Secondo i ricercatori “approcci basati su questo principio potranno essere applicati in futuro per determinare il grado di infettività di una persona, anche nel corso del tempo”
Durante la pandemia abbiamo appreso molte cose sul Coronavirus: non tutti hanno i medesimi sintomi, non tutti finiscono in ospedale e non tutti hanno la medesima carica infettiva. Per intenderci un asintomatico con una carica virale assai elevata è pericolosissimo ai fini della diffusione del virus, perché girerà come se nulla fosse e avrà modo di infettare molte pesone. Quanto è infettivo un malato di Covid-19?
Una tecnica italiana permette di misurarlo, come si legge sulla rivista Communications Biology. L’articolo è firmato da un team dell’Istituto di biomembrane, bioenergetica e biotecnologie molecolari del Consiglio nazionale delle ricerche (Cnr-Ibiom) di Bari, dell’università degli Studi di Bari ’Aldo Moro’, dell’università Statale di Milano, dell’Istituto zooprofilattico sperimentale di Puglia e Basilicata e del Laboratorio Covid dell’ospedale ’Di Venere’ di Bari, con il supporto della piattaforma genomica e bioinformatica messa a disposizione dal nodo italiano dell’Infrastruttura di ricerca europea Elixir per le scienze della vita.
Quanto è infettivo un malato di Covid-19?
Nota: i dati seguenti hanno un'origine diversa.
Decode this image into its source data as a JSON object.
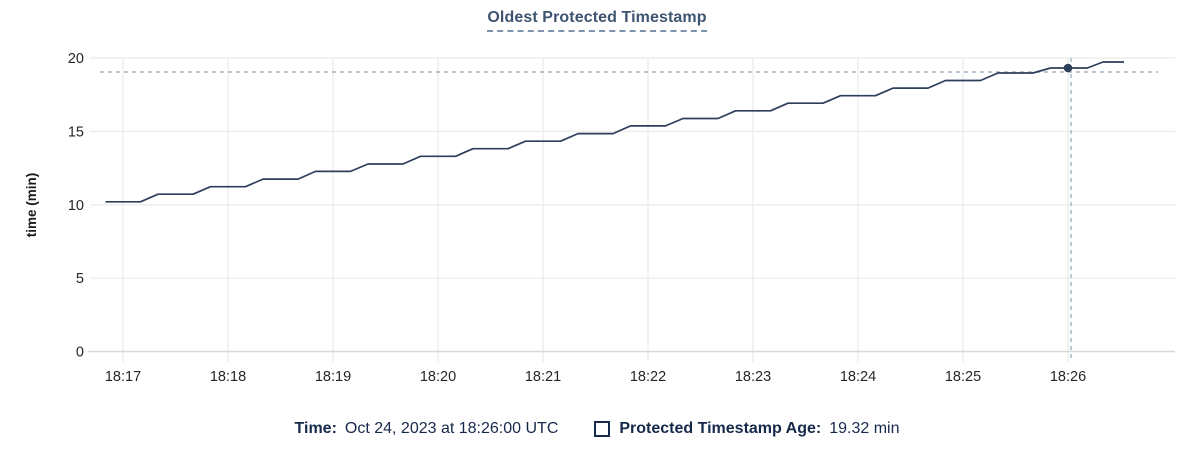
{
  "title": "Oldest Protected Timestamp",
  "colors": {
    "line": "#2e3f5c",
    "title": "#3e5470",
    "legend_text": "#16294a",
    "crosshair": "#9fb3c1",
    "grid": "#ededed",
    "axis": "#d9d9d9",
    "tick_text": "#262626"
  },
  "legend": {
    "time_label": "Time:",
    "time_value": "Oct 24, 2023 at 18:26:00 UTC",
    "metric_label": "Protected Timestamp Age:",
    "metric_value": "19.32 min"
  },
  "chart_data": {
    "type": "line",
    "title": "Oldest Protected Timestamp",
    "xlabel": "",
    "ylabel": "time (min)",
    "ylim": [
      0,
      20
    ],
    "yticks": [
      0,
      5,
      10,
      15,
      20
    ],
    "xticks": [
      "18:17",
      "18:18",
      "18:19",
      "18:20",
      "18:21",
      "18:22",
      "18:23",
      "18:24",
      "18:25",
      "18:26"
    ],
    "x_unit": "seconds relative to 18:17:00 UTC",
    "grid": true,
    "legend_position": "bottom",
    "series": [
      {
        "name": "Protected Timestamp Age",
        "points": [
          [
            -10,
            10.2
          ],
          [
            10,
            10.2
          ],
          [
            20,
            10.72
          ],
          [
            40,
            10.72
          ],
          [
            50,
            11.23
          ],
          [
            70,
            11.23
          ],
          [
            80,
            11.75
          ],
          [
            100,
            11.75
          ],
          [
            110,
            12.27
          ],
          [
            130,
            12.27
          ],
          [
            140,
            12.78
          ],
          [
            160,
            12.78
          ],
          [
            170,
            13.3
          ],
          [
            190,
            13.3
          ],
          [
            200,
            13.82
          ],
          [
            220,
            13.82
          ],
          [
            230,
            14.33
          ],
          [
            250,
            14.33
          ],
          [
            260,
            14.85
          ],
          [
            280,
            14.85
          ],
          [
            290,
            15.37
          ],
          [
            310,
            15.37
          ],
          [
            320,
            15.88
          ],
          [
            340,
            15.88
          ],
          [
            350,
            16.4
          ],
          [
            370,
            16.4
          ],
          [
            380,
            16.92
          ],
          [
            400,
            16.92
          ],
          [
            410,
            17.43
          ],
          [
            430,
            17.43
          ],
          [
            440,
            17.95
          ],
          [
            460,
            17.95
          ],
          [
            470,
            18.47
          ],
          [
            490,
            18.47
          ],
          [
            500,
            18.98
          ],
          [
            520,
            18.98
          ],
          [
            530,
            19.32
          ],
          [
            551,
            19.32
          ],
          [
            560,
            19.73
          ],
          [
            572,
            19.73
          ]
        ]
      }
    ],
    "highlight": {
      "t": 540,
      "x_label": "18:26",
      "value": 19.32,
      "time": "Oct 24, 2023 at 18:26:00 UTC"
    }
  }
}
Gli autori hanno analizzato 166 persone affette da Covid con differente grado di carica virale, mettendo a punto “una metodologia per determinare il numero assoluto di molecole di Rna virale contenute nei tamponi molecolari utilizzati per individuare la positività al virus”, spiega una nota. “A seguito dell’infezione da Sars-Cov-2”, infatti, “il virus produce due tipi di molecole di Rna: un filamento di Rna di circa 30mila nucleotidi, corrispondente al genoma completo del virus; una serie di molecole di Rna discontinue, dette anche trascritti subgenomici, che codificano per le proteine necessarie ad assemblare nuovi virioni e sono necessarie per la replicazione del virus. Queste molecole costituiscono dunque un indice dell’attività di replicazione virale e, indirettamente, del grado di infettività” di un positivo al coronavirus pandemico.
“La nuova metodologia sviluppata, basata sull’utilizzo della tecnica ’droplet digital Pcr’ (ddPcr) – spiega Graziano Pesole del Cnr-Ibiom – consente di conteggiare separatamente il numero di molecole di Rna genomiche e subgenomiche”, mentre “i test molecolari standard attualmente utilizzati, basati sulla ’real time Pcr’, non sono in grado di discriminare tra i due tipi di Rna virali”, dei quali sono uno è appunto indicativo di quanto sia infettivo un malato Covid. “Dal momento che le molecole subgenomiche sono marcatori di un processo infettivo in corso, nel quale si ha proliferazione di nuove particelle virali”, secondo i ricercatori “approcci basati su questo principio potranno essere applicati in futuro per determinare il grado di infettività di una persona, anche nel corso del tempo”.